Senator Obama went on to say, “America will survive. Just like black folks will survive. We won’t forget where we came from. We won’t forget what happened 19 months ago, or 15 years ago, or 300 years ago.” Nineteen months before his speech, Katrina made landfall in New Orleans. Fifteen years before his speech, the Rodney King verdict caused Los Angeles to erupt into uncontrolled riots. Three hundred years before his speech, Africans were being bought and sold in slave markets. His point is clear. In his mind, the three events share the common element of racism: White people are still oppressing black people.
Remember, this is not a young, impressionable Barack Obama saying these things. This is Senator Obama, running for the White House.
The New American recently reported on the president’s plan to close the “digital divide” of high-speed Internet, which he says favors whites. The White House website promoting his new “Connect America” plan contains an infographic that shows the racial disparity in download speeds. Claiming that “there’s also a race divide when it comes to internet connections at home,” the infographic contains a sidebar that says “Hispanic, black, and Native American households all trail white households in internet adoption by more than ten percentage points.” Interestingly, the infographic shows that whites trail Asians by that same margin, but it doesn’t warrant a mention in the sidebar. Jewish Internet adoption rates aren’t even on the infographic. Again, the implication is clear. Internet adoption rates indicate white favoritism.

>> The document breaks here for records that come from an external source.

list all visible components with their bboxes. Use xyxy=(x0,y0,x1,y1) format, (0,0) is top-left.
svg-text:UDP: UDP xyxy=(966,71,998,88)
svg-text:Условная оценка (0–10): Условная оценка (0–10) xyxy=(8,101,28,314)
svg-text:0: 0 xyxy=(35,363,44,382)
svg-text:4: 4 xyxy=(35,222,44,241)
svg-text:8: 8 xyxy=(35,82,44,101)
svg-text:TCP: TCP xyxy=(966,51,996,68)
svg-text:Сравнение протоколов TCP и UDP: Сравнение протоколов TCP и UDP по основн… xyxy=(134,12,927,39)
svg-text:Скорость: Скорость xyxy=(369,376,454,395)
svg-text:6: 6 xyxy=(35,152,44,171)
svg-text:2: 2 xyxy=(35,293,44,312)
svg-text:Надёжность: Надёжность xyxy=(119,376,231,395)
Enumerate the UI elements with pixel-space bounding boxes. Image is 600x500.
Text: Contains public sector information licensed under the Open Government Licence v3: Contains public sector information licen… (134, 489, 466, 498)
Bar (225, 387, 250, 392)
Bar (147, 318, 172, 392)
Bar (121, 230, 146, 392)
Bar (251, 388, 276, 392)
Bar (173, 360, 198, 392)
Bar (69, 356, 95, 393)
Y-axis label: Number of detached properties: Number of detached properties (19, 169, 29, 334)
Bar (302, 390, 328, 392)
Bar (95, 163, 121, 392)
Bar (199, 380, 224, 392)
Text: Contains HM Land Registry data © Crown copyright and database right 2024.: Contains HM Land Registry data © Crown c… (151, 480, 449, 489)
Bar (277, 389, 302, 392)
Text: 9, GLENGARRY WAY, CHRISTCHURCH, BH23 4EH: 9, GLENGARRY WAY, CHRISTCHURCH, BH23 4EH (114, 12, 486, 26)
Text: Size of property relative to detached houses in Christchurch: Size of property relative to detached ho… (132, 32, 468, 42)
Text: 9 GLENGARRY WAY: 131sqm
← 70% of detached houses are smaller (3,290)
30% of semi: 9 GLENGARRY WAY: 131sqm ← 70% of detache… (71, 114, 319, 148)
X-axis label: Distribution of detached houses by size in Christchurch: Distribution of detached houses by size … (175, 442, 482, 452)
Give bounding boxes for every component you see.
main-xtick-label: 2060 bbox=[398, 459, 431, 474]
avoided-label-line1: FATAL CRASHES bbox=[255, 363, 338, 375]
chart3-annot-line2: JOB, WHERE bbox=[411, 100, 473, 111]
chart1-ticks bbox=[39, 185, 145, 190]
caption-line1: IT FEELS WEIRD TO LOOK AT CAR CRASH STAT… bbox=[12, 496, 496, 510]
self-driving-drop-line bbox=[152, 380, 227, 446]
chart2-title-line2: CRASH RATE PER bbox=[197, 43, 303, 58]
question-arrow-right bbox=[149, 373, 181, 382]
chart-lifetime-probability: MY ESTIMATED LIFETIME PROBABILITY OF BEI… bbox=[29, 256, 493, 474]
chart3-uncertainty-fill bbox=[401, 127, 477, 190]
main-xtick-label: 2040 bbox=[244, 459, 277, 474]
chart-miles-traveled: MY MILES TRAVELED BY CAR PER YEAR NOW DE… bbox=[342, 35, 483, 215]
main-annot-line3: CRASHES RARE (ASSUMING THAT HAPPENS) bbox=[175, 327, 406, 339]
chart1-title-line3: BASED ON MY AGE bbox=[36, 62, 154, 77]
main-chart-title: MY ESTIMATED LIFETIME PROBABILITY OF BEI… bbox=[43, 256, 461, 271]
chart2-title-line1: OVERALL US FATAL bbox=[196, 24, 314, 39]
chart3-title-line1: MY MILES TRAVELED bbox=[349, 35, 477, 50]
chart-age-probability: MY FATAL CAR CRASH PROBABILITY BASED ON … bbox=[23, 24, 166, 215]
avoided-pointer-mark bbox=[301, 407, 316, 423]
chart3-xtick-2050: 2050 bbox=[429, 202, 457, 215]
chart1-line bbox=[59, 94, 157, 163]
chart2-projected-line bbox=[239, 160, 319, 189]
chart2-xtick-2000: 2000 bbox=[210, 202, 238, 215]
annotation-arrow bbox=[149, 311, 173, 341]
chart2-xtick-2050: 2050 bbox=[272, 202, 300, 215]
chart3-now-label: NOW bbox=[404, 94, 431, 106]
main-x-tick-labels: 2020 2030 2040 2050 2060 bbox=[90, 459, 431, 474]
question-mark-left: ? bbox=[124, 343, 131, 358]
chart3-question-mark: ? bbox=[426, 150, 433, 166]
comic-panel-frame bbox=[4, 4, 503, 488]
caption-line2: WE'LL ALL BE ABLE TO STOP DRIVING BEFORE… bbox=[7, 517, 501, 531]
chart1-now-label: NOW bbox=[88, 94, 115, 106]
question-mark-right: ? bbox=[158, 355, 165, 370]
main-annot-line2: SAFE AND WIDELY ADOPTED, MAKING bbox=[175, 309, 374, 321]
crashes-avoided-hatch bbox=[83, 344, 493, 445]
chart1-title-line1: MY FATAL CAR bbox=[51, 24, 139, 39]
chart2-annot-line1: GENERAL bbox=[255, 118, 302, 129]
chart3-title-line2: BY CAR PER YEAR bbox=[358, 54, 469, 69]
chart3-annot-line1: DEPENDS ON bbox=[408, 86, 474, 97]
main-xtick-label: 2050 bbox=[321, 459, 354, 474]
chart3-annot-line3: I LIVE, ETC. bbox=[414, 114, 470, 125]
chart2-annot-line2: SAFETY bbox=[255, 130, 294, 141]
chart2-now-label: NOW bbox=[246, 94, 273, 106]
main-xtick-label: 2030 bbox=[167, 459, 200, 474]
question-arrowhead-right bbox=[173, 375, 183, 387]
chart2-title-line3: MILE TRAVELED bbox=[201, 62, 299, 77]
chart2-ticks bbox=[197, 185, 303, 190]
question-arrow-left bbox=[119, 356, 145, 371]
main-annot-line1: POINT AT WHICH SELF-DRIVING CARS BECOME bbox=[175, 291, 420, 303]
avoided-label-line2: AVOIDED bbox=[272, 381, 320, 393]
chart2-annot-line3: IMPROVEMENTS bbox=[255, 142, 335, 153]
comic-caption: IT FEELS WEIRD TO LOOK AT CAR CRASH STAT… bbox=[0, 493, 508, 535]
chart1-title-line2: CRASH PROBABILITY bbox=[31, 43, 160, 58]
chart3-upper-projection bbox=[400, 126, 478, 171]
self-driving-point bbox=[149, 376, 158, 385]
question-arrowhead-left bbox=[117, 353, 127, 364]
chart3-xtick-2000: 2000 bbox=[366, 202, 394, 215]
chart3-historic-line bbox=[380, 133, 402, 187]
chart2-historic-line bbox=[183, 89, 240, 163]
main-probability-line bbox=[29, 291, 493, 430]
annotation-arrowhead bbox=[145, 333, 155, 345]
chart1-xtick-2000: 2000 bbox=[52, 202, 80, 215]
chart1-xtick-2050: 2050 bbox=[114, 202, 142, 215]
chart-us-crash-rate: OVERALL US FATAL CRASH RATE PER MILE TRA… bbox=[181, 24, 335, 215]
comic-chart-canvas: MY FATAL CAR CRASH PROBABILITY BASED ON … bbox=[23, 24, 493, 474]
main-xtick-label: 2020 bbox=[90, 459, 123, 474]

Now the President is focusing on housing which he says favors whites. Because there are nice communities that are predominately white, racism must be to blame. Never mind that there are nice communities that are predominately Jewish, Asian, Hispanic, or black. It’s those nice white neighborhoods that need to be addressed. And “desegregated.”
Setting aside the unconstitutionality of the Fair Housing Act, “equal opportunity” is not synonymous with a lack of segregation. Many people — of all ethnic backgrounds — choose to live around people similar in tastes, culture, and appearance to themselves. Besides a person’s preference, the most important factor that impacts where someone will live is income. To assert that because neighborhoods in America’s cities and towns are still often drawn along racial lines, that someone, somewhere is somehow being denied “equal opportunity” is mistaken. Equally mistaken is the notion that government can force the issue.
All of this rings a little hollow coming from a president who spent 20 years attending an almost exclusively black church, under the spiritual leadership of a pastor who regularly excoriates whites simply for being white.
Yes, President Obama’s earlier view of whites as oppressors is intact. Racism is still a problem in America, and it has found a home at 1600 Pennsylvania Ave.